Banged this out over tea this morning. TLDR: the FSF/OSI four freedoms are myopic in their focus on software developers, and we should complement them by asking what freedoms non-developers value.
https://lu.is/2025/02/freedoms-for-who-revisited-briefly/
@hazelnot Related to our conversation yesterday…
@luis_in_brief Does it concern you that the “freedoms” in your blog post do not consider the interests of personal end users who lack skills/experience/wealth/ability?
@krans @hazelnot sort of? It’s definitely a long-standing concern of mine (literally the subject of the talk that is the source of my banner picture here) but also the reality is that most end-users do not/cannot take advantage of free software. To the extent they benefit (and frankly often they do not!) they benefit indirectly through governance/regulability, competition, etc.
@luis_in_brief I’ve pretty much just been pointing at the @dweb principles https://getdweb.net/
@luis_in_brief I kinda disagree with this, in that the intent us *supposed* to be that they're there for users, and users are supposed to fairly pay a programmer to get the software to do what they want if it doesn't already.
But in practice you're right that too many of the movement participants put too much weight on developers' and capitalist exploiters' rights and DGAF about users.
@dalias @luis_in_brief System is what system does.
FLOSS advocates can chant “users supposed to fairly pay” as much as they want but as long as they put Freedom 0 above all else businesses will keep pillaging FLOSS. Freedom 0 is in direct conflict with the capitalist environment. There's no way around it.

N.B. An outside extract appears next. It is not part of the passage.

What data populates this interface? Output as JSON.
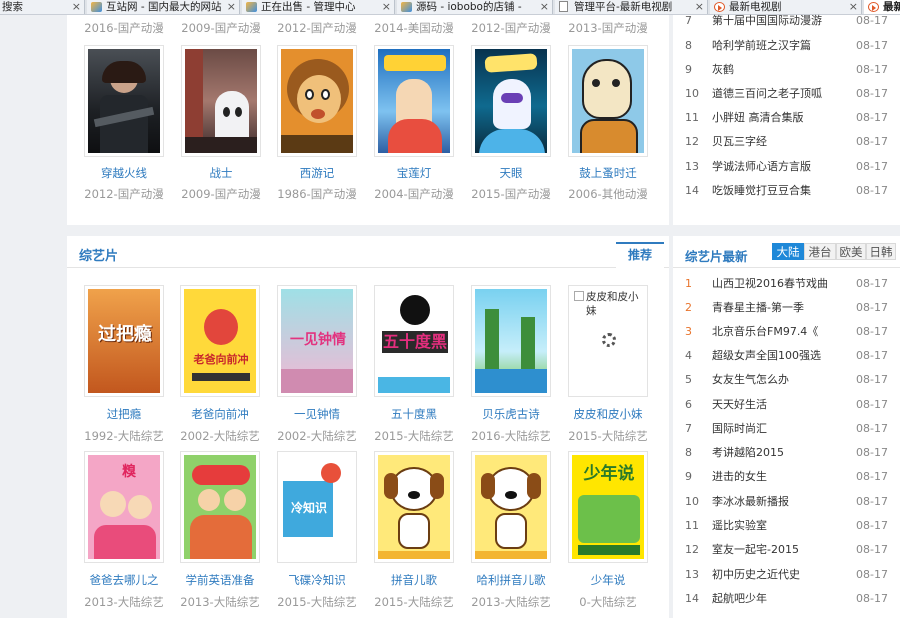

@luis_in_brief @wingo I’d argue that FLOSS is not even focused on software developers, but only on software itself. We’ve seen time and time again the issue of sustainability coming up. Businesses pillage FLOSS without contributing much of their profit back. There are numerous instances of developers burning out for free (as in beer) because their projects become too popular. We’ve seen big FLOSS projects change licenses to non-FLOSS trying to address the issue. Without success so far because FLOSS ensures software proliferation, not fulfilment of the developer's interests.